厚労省によると昨年仕事中に熱中症で死亡した事例は30件。そのうち運送業は1件。最も死亡者が多かったのは建設業で9件だった。厚労省は作業に応じた指標「WBGT基準値」を作って対策を呼び掛けている。
運送業での事例は、対向車と衝突も起こした。運転中に発症する危険性がうかがえる。運輸業以外にも小売・卸業や清掃業でもトラックやミキサー車など運転に関わる事例があり、物流業務の至る所に熱中症の危険は潜んでいる。発生件数が10年以来最も多かった22年の職業別の統計を厚労省がまとめたところ、物流業の熱中症発生件数は全体の14%。建設業、製造業に次いで3位だった。
進む建設業の取り組み
厚労省や環境省はこの数年の猛暑を受け、屋外作業主体の建設業などで対策を進めてきた。
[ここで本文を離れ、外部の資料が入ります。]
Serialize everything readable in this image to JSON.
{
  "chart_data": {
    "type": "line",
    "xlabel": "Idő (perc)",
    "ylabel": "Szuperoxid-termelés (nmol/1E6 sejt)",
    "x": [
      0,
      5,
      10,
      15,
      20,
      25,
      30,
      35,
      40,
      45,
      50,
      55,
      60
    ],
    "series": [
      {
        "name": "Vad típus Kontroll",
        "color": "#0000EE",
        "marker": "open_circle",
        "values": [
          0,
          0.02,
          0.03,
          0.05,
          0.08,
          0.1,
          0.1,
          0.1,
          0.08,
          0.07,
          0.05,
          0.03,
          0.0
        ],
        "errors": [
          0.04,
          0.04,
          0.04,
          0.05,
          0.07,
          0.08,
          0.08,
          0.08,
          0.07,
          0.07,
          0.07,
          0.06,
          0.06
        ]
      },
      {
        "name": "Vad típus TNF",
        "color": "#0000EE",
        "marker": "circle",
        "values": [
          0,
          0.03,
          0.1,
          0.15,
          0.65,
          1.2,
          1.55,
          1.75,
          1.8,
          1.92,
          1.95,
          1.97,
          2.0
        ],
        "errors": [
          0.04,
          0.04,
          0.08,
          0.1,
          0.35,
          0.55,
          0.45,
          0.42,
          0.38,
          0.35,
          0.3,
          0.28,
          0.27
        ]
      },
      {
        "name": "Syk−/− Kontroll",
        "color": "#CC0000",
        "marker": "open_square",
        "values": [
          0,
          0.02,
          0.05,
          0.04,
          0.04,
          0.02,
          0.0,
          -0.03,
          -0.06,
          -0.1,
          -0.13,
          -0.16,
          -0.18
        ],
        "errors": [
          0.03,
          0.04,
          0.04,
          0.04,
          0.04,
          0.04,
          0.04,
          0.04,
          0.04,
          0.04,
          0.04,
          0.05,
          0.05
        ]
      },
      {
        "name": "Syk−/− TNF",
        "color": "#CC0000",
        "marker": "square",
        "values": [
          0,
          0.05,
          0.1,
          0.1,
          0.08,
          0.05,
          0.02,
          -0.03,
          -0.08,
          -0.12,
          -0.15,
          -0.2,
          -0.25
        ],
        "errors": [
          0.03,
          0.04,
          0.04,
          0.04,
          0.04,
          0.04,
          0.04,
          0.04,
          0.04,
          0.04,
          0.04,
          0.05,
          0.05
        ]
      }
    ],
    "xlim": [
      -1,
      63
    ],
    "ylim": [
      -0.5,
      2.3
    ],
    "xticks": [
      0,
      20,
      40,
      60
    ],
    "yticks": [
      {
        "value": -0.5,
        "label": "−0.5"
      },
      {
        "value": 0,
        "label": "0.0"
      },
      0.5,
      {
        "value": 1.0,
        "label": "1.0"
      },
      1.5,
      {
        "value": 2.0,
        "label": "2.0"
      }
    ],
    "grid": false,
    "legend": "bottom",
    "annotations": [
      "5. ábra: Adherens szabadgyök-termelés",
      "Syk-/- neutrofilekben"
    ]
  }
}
建設業労働災害防止協会では「熱中症予防指導員研修」を行い、熱中症の防止に努めている。
建設大手の竹中工務店では、熱中症の増える6月に先立ち注意喚起を始めた。(1)現場への大型の送風機やミストコーナーの設置(2)製氷機やスポーツドリンクの自販機の設置(3)ヘルメットに着ける熱除け布やネックガードなど装備を暑さに対応したものにする(4)休憩時間や水分補給時間の設定(5)声掛け(6)ポスターの掲示――などを周知。
「熱中症は、注意しても気候で起こってしまうため対策の具体的な効果が見えにくい。日頃の地道な取り組みを全社一丸で徹底している」(竹中工務店)。
荷主にも協力要請し対策を
物流業は1人作業や長時間労働、納期が厳しく休憩が取りにくいことなど「業態によっては対策が難しい」(厚労省)。また荷主の倉庫など訪問先での作業が多いことにも危険が潜むという。厚労省は「休憩を取りながらの作業や暑い時間を避けて作業することが望ましい。納品先の理解が必要になってくる」とする。
空調の利かない車内での長時間待機も危険だ。エンジンと車内空調を止めなければいけない場合では、休憩室の活用など、荷主の積極的な協力が不可欠。「車内のエアコン故障が原因の熱中症死亡事故もあった」(同)。
昨年の職場での熱中症死亡者30人のうち11人が単独作業。運転手も1人作業が多い職場。「荷主、物流企業、作業者それぞれが情報を共有し合って熱中症予防に努めてほしい」(同)。
〝1人作業〟は高リスク 労働安全衛生総合研究所 澤田 晋一氏
熱中症は暑さ指数が高いと、持病や深酒、下痢などささいな要因でも発症の危険性が高まる。1人での作業が多いドライバーは異変に気付いてくれる同僚がおらず発見が遅れるので、重症化しやすいだろう。発症したら時間との戦い。筋肉のけいれんやめまいは運転に障害を来す。目まいやしびれを感じたらすぐに路肩に停止し救急車を呼ぶこと。待っているときは足を頭より高い位置に持っていったり、水分と塩分を補給するのが望ましい。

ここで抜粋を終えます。